La carte blanche publiée ce 1er juin souligne que beaucoup de parents voudraient pouvoir sortir plus avec leurs enfants voire leur laisser plus d'autonomie à l'extérieur « J’ai l’impression que je passe mon temps à couper l’élan de vie de mes enfants - à leur gueuler ‘Ne courez pas ! Restez près de moi ! Stop !’ C’est fatigant et déplaisant » témoignage de Camille, mère de deux enfants citée dans la carte blanche.

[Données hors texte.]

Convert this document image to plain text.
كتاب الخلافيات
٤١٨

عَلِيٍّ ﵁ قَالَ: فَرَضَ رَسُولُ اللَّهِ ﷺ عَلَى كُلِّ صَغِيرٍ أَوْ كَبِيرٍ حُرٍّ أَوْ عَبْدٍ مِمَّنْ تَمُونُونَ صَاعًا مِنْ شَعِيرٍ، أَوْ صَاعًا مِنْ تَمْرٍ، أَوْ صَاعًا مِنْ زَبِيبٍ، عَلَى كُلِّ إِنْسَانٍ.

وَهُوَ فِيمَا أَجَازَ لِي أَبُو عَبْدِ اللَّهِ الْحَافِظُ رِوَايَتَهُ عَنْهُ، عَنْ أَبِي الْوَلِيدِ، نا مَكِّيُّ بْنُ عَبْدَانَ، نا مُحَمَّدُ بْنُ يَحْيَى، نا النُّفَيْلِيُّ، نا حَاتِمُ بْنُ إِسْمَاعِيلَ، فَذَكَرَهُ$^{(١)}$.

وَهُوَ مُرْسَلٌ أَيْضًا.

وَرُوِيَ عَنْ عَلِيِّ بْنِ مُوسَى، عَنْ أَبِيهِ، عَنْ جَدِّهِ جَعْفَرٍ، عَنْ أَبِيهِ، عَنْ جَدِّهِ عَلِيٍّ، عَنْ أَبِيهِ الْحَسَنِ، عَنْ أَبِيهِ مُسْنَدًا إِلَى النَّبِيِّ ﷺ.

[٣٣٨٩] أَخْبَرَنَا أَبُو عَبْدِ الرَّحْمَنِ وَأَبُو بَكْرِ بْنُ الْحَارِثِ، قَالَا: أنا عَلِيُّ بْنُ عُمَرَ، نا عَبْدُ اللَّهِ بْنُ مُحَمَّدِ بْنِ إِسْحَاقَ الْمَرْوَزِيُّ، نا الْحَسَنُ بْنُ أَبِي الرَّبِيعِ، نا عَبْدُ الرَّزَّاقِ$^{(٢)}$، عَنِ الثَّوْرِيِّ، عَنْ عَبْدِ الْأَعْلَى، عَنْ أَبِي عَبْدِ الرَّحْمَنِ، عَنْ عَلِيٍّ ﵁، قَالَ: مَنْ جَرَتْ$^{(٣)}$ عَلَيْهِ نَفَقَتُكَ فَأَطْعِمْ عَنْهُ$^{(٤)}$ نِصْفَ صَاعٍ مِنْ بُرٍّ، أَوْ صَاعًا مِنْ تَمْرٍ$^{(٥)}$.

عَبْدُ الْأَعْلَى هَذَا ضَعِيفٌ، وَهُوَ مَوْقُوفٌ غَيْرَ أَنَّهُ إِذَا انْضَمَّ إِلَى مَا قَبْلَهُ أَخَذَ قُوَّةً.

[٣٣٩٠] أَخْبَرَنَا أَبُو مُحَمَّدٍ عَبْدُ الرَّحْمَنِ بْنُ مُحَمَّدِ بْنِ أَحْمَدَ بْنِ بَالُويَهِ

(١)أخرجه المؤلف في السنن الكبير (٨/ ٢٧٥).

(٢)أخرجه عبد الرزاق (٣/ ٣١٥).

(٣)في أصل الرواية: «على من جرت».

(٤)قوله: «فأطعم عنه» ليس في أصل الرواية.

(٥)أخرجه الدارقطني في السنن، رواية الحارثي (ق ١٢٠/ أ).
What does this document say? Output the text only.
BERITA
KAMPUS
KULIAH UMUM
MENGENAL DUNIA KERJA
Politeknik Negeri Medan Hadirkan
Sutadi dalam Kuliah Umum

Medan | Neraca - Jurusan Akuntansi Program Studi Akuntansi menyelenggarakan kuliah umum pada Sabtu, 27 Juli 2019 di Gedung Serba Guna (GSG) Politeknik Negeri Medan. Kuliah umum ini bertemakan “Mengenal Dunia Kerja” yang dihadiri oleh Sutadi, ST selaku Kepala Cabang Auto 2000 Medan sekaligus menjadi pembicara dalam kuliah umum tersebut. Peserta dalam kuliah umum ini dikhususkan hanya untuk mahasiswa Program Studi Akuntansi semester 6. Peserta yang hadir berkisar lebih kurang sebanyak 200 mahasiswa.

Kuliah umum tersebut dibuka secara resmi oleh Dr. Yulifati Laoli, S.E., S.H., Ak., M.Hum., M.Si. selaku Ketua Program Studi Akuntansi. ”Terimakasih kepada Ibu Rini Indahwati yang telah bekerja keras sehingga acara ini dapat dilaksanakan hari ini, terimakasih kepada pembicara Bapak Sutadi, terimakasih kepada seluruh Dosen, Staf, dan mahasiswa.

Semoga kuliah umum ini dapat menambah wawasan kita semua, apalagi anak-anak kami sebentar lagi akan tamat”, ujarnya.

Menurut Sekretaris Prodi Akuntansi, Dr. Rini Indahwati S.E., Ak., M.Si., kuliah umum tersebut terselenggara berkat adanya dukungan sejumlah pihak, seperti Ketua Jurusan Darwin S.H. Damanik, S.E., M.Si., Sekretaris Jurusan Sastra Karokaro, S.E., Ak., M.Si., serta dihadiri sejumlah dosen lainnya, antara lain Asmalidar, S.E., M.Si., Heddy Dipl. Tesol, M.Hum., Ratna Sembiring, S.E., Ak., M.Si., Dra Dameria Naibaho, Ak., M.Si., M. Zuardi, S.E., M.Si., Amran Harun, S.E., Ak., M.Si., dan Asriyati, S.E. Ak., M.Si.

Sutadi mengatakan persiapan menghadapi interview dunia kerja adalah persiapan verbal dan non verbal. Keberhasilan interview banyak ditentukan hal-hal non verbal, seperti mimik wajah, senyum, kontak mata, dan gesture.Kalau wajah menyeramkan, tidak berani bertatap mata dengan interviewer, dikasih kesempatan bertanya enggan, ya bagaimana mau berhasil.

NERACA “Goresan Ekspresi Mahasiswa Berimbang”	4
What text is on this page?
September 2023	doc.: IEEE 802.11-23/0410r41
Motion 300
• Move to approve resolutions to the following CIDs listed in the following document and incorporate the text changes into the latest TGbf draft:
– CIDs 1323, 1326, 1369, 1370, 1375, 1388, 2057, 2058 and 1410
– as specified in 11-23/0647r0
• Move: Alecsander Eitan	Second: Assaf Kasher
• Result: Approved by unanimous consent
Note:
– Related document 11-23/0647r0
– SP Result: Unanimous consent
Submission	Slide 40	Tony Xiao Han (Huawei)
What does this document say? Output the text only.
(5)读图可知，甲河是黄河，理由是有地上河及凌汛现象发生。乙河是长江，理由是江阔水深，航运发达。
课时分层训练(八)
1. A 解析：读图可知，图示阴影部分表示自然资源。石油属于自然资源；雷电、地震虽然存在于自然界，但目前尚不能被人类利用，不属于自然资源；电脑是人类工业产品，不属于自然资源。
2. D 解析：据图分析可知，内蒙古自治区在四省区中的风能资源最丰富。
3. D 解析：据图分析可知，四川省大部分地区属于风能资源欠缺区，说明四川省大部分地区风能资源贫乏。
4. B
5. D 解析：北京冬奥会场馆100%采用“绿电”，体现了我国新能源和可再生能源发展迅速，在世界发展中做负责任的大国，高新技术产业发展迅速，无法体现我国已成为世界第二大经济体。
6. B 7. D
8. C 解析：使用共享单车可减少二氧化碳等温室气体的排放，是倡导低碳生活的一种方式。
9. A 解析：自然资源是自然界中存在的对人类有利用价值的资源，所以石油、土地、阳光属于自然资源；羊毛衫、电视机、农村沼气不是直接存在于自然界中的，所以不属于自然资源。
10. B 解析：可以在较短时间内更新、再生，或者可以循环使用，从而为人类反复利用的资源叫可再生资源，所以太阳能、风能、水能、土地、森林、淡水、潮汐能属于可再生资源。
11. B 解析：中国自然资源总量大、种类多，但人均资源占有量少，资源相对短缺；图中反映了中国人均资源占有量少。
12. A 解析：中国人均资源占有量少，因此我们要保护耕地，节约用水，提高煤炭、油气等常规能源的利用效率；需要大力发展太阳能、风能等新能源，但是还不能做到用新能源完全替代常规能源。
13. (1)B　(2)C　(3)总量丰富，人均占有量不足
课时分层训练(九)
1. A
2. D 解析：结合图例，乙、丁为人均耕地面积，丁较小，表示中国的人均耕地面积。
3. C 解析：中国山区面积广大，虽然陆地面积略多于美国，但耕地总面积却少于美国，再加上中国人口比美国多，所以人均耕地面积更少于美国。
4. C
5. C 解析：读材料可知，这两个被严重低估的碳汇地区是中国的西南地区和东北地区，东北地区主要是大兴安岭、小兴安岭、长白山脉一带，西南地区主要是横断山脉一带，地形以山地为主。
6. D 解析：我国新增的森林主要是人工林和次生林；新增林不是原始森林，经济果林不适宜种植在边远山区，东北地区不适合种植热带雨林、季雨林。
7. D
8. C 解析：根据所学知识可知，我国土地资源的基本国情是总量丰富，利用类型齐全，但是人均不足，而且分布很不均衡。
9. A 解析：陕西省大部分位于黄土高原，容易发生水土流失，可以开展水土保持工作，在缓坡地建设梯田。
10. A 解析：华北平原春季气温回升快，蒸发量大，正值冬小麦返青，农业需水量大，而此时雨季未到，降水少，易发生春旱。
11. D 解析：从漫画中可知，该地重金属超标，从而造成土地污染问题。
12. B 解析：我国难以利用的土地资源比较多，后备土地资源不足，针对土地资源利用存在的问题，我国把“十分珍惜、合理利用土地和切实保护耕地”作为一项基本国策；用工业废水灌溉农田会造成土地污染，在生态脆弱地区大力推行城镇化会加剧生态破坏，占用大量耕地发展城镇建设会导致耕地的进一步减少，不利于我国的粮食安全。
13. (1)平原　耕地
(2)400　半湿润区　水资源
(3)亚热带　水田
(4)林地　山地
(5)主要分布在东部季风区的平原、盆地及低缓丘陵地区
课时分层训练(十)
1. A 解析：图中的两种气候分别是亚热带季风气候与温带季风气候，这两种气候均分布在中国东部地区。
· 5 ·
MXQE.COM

Voici quelques propositions avancées dans ce manifeste pour rendre cette espace public plus accessible :
- "Garantir l’accès à un espace vert et un espace de jeux à tous les enfants à proximité de leur domicile, en particulier dans les quartiers denses
- Connecter les aires de jeux entre elles en profitant de toute réduction de voiries ou tout réaménagement des espaces publics pour élargir les trottoirs et y multiplier les éléments de jeux (comme les terrains de jeux sur les chicanes à Amsterdam)
- Au delà des parcs et des terrains de jeux, rendre l’espace public plus ludique, y compris sur les trottoirs et placettes
- Proposer des terrains de jeux, terrains de sport en libre-service adaptés aux différents âges
- Végétaliser et déminéraliser l’espace public pour répondre au dérèglement climatique (notamment les vagues de chaleur) renforçant ainsi le contact avec la nature
- Multiplier les moments dédiés aux jeux des enfants comme les rues d’été, les rues aux jeux, les fêtes des voisins..."
(extrait de Bruxelles aux Enfants : Manifeste pour une ville enfants bienvenu·e·s !)
Dans un livre de la collection "Temps d'arrêt", Marie Masson souligne l'importance du dehors pour le développement de l'enfant :
"Fourmillant de possibilités pour relier le corps, la tête et le cœur, le plein air nourrit toutes les sphères du développement en maturation. Dans la nature, l’enfant s’engage tout entier. Le corps en mouvement, à l’écoute de ses sensations et de ses émotions, il vit des expériences riches et variées qui contribuent à son épanouissement. L’apprentissage dehors et le jeu libre en nature apportent des bénéfices tant sur le plan cognitif que sur les plans affectif, émotionnel, langagier, moteur ou encore social.
Dehors, l’enfant est actif. Il ne s’agit plus de l’occuper, la nature s’en charge toute seule. Un enfant actif explore, découvre, cherche, observe, expérimente, ne craint pas de prendre des risques acceptables, se salit, désordonne, crie, court… Le plein air autorise l’enfant à s’engager et à s’impliquer pleinement dans ce qu’il vit. L’enfant noue une relation directe, sensorielle, on pourrait presque dire charnelle, avec la matière et le vivant. Il manipule, sent, ressent, chipote, goûte, creuse, cueille, plante, fait et défait et toutes ces actions qui partent de lui-même lui permettent de mieux assimiler les connaissances du monde qui l’entoure. L’apprentissage par l’expérience où le sujet est invité à agir sur le milieu avec sa tête et son corps fait ses preuves et permet d’ancrer les savoirs de façon plus solide et durable qu’en restant assis et silencieux"
Extrait du Temps d'Arrêt "Le dehors, un terreau fertile pour grandir" de Marie Masson, disponible gratuitement en pdf ou epub.